We then enjoy the delight that is ‘Lord Hereford’s Knob,’ which somewhat surprisingly, has two parking areas on it and is around 1300ft high, very impressive. The knob is question is actually in the Black mountains in Herefordshire, and the song is (I think) a lament around the movement of the ‘chattering classes’ into Hebden Bridge. It also mentions Pen-y-Gent, one of the ‘3 Peaks’. I have one simple word of advice if anyone suggests to you that it would be a good idea to ‘do’ the 3 Peaks – don’t.
The highlight of the album is ‘On the ‘Roids’ – a brilliantly observed tune about just how many muscle-bound, meat-headed freaks we have to deal with in our day-to-day lives.
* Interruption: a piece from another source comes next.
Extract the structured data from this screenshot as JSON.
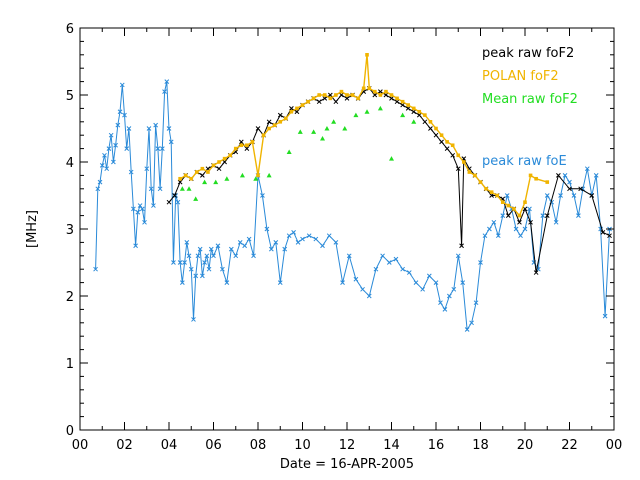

It starts on a Sunday morning football pitch and moves on to feature a bouncer called ‘Bruiser Mchuge’ – brilliant.
‘Petty Session’ arrives and disappears in just over one minute – a kind of up-beat Okey Cokey and bringing us the line ‘I ring up Dial-a-Pizza, I ring up Dial-a-Pizza, I ring up Dial-a-Pizza and say that’s not how I would spell Hawaiian.’ The Barmy Army, including Fat Elvis and the Baby, get a proper shoe-ing in this track – ouch.
The next two tunes pass by pleasantly and the album ends in style with ‘National Shite Day.’ This points out, quite rightly, that Bus Replacement Services should really be called Train Replacement Services and also manages to shoehorn in a line about ‘a man with a mullet going mad with a mallet in Millets.’